# 1. Introduction

In recent years, computational methods have emerged as indispensable tools in the field of drug discovery, offering unprecedented opportunities to expedite the identification and development of novel therapeutic agents. This project seeks to harness the power of machine learning and computational biology to predict the biological activity of chemical compounds, with a particular focus on targeting the protein Acetylcholinesterase (AChE) and its significance in Alzheimer's disease treatment.

# Objectives and Scope:
The primary objective of this project is to develop predictive models that can accurately forecast the biological activity of compounds targeting AChE. By leveraging machine learning algorithms and molecular descriptors, we aim to identify potential drug candidates with inhibitory activity against AChE, paving the way for the discovery of new treatments for Alzheimer's disease. The scope of the project encompasses data collection, preprocessing, model building, and evaluation, with a focus on translating computational insights into actionable strategies for drug discovery research.

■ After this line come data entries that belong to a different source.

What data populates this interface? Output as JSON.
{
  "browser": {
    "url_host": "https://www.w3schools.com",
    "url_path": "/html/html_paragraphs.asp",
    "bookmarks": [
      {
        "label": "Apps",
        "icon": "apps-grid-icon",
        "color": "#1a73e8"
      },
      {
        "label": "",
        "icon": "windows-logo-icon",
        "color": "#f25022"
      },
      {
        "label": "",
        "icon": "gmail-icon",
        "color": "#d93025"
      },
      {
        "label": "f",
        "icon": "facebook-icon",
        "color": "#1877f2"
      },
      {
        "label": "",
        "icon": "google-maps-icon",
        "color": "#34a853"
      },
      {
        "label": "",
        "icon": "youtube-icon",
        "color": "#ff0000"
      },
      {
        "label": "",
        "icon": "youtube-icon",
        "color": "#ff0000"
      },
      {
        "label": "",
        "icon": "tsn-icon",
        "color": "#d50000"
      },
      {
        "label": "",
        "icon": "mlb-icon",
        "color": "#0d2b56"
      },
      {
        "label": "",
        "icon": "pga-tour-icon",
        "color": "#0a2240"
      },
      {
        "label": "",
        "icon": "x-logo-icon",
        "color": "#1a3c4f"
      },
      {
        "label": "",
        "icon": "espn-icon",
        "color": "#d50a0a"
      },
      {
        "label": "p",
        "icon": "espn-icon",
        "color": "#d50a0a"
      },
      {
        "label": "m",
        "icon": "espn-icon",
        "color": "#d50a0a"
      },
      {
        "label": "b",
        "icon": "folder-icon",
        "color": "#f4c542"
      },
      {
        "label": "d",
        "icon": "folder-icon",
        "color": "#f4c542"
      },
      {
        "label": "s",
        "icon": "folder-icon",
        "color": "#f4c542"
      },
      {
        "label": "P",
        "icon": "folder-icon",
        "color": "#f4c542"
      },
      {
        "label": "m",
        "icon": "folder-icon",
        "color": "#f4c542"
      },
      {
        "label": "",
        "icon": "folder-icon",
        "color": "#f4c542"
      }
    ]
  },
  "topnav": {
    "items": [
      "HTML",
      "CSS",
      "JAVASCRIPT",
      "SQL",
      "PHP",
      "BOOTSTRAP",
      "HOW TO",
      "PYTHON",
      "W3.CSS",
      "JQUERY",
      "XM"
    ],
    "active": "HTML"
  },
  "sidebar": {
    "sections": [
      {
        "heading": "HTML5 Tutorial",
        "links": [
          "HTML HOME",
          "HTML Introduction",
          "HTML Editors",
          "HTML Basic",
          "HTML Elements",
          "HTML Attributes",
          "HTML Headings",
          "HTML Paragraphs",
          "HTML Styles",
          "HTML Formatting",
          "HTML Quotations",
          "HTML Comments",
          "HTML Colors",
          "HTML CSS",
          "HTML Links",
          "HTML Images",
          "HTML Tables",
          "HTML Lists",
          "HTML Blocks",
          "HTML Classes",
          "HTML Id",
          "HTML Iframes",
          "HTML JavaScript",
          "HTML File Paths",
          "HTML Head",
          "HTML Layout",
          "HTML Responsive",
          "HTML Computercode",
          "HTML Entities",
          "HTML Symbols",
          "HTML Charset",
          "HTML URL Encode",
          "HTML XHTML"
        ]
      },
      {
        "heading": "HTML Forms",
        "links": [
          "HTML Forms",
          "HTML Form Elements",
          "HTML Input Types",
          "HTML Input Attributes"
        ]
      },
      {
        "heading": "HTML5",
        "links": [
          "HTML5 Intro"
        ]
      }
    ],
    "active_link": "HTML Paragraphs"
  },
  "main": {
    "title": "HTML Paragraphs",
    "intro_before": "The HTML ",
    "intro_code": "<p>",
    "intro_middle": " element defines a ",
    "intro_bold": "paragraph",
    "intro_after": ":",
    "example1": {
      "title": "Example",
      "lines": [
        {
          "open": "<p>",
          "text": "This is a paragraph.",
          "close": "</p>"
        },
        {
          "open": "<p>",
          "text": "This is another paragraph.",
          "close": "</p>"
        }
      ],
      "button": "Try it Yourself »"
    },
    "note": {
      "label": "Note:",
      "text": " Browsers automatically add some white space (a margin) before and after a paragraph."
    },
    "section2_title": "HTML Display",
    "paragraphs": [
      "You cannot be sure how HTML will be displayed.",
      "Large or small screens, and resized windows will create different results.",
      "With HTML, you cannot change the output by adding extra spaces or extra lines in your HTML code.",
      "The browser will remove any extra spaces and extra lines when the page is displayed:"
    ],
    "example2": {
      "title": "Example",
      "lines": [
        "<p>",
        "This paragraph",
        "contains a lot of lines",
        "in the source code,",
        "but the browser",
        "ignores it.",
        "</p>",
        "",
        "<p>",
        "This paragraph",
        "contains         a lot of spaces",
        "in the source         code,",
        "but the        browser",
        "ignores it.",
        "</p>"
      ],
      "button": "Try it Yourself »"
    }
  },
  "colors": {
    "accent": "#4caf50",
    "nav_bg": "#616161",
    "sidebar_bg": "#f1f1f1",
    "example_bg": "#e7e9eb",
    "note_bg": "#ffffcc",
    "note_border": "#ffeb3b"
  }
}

# Importance of Predicting Biological Activity:
Predicting the biological activity of chemical compounds is a crucial step in the drug discovery process, as it allows researchers to prioritize and prioritize candidate molecules for further experimental validation. AChE, a key enzyme involved in neurotransmission, has been implicated in the pathogenesis of Alzheimer's disease, making it an attractive target for therapeutic intervention. By accurately predicting the biological activity of compounds targeting AChE, we can expedite the drug discovery process, potentially leading to the development of more effective treatments for Alzheimer's disease and other neurological disorders.



In [1]:
# Install the chembl database to access the bio activity data
! pip install chembl_webresource_client

Collecting chembl_webresource_client
  Downloading chembl_webresource_client-0.10.9-py3-none-any.whl (55 kB)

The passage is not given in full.